Ce même jour, la 4ème Division Régulière dépassait la 42ème, qui était épuisée, pour harceler l'ennemi en retraite vers les collines au sud de la Vesle. La division "Arc-en-ciel" (Rainbow)fut privée du privilège de la poursuite, mais MacArthur, qui avait toujours insisté pour que les sapeurs du Génie puissent servir comme fantassin, vit que les sapeurs du 117ème Génie de la 42ème Division avaient participé, au moins, à la première moitié de la poursuite.

La 42ème Division, très fatiguée, maintenant enterrait ses morts et évacuait ses blessés. Doucement elle se retira vers la chaude et ensoleillée vallée de la Marne.

Là, les hommes se baignaient dans le courant agréable, ils se rhabillaient, se rééquipaient et reçurent des renforts pour recompléter les effectifs. La Division "Arc-en-ciel" avait payé un prix exorbitant pour quelques kilomètres gagnés sur l'Ourcq et pour la gloire qu'elle en retirait. En cinq jours, elle avait perdu, en tués et blessés, 5529 hommes principalement dans ses quatre régiments d'infanterie.

MacArthur, solitaire dans sa peine et malheureux de l'erreur commise par le haut commandement, portait, pour l'instant, une unique étoile sur les épaules (Colonel). Juste après que la division eut quitté le front de Lorraine, l'instruction arriva qu'il était nommé général de brigade. Ensuite arriva la désagréable nouvelle qu'il était renvoyé aux U.S.A. pour prendre le commandement et entraîner une brigade de la 11ème Division Régulière, prochainement créée à Camp Meade dans le Maryland.

Le Major Général Menoher, commandant la 42ème Division enregistra sa protestation véhémente. Le Capitaine Wolf fut envoyé rapidement à Chaumont pour plaider la nécessité de retenir MacArthur au moment précis où la division allait être engagée dans la prochaine offensive de Champagne. Néanmoins, l'ordre lui fut réitéré de quitter l'unité qu'il aimait. Finalement, cependant, il lui fut permis d'y rester.

Les tueries et les durs combats sans sommeil de la bataille de l'Ourcq avait dépassé le seuil supportable pour le paternel Général de Brigade Brown de la 84ème Brigade d'Infanterie. Il fallait un homme plus jeune, vigoureux et endurant. MacArthur, prit le commandement des deux régiments de la 84ème Brigade d'Infanterie, solides hommes de l'Alabama et de l'Iowa. "Rebelle" et "Yankee", se chamaillant joyeusement entre eux, mais quand ils affrontaient l'ennemi, ils combattaient côte à côte, unis.
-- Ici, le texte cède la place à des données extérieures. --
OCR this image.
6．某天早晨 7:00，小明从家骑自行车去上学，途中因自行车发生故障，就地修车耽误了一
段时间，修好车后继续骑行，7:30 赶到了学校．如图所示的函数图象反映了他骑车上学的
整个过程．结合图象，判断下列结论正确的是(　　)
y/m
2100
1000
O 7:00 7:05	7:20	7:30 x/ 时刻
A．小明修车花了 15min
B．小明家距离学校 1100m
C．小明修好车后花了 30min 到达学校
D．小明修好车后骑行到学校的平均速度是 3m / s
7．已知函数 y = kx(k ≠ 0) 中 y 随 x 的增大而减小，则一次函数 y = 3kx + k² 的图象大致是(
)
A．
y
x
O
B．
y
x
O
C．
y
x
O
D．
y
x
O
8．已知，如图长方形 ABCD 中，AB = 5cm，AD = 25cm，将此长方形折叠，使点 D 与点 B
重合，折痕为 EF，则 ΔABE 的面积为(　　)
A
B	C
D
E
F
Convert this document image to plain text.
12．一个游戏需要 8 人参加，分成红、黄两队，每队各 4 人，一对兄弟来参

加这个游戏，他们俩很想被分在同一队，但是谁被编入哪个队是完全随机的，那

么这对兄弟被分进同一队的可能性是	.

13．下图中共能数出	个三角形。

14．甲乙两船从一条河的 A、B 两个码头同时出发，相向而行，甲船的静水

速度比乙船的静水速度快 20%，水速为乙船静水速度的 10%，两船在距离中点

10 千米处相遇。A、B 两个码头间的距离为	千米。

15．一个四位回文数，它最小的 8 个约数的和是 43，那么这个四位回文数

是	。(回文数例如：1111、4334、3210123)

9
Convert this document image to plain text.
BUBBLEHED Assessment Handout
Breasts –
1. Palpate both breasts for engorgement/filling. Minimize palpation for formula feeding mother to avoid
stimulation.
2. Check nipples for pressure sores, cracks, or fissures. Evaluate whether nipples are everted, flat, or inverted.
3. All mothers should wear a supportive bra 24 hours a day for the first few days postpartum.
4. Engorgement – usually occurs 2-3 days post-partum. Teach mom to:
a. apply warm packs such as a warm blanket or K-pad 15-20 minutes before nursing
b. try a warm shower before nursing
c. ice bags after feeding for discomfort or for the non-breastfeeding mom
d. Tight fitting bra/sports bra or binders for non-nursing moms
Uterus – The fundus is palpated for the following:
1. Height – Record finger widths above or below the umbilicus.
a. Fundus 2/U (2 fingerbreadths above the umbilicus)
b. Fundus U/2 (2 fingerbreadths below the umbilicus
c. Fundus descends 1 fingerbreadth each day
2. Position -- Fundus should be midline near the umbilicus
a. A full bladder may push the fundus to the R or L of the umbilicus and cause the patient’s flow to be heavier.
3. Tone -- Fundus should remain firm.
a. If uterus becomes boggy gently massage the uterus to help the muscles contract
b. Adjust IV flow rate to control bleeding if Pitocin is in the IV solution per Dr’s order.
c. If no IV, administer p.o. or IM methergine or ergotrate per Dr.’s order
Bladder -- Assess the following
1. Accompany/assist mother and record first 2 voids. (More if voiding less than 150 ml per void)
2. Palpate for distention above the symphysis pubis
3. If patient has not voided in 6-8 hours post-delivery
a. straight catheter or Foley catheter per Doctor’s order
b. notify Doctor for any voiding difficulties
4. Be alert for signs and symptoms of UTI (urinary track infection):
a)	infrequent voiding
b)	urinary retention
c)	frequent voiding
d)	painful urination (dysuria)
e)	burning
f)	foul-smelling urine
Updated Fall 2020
MacArthur n'avait plus, maintenant, à se préoccuper des détails innombrables d'approvisionnement, d'équipement, de transport, d'entraînement et de plans de bataille pour la division. Il commandait, maintenant, deux magnifiques régiments, avec leurs troupes de soutien, leurs bataillons de mitrailleuses - et il insistera toujours sur une brigade complète d'artillerie pour soutenir ses attaques.

Il pouvait maintenant rompre avec son téléphone et le Q.G. de la division. Il pouvait commander sa brigade à sa manière, appliquer ses propres théories de commandement. Il avait 38 ans et prêt pour l'expérience.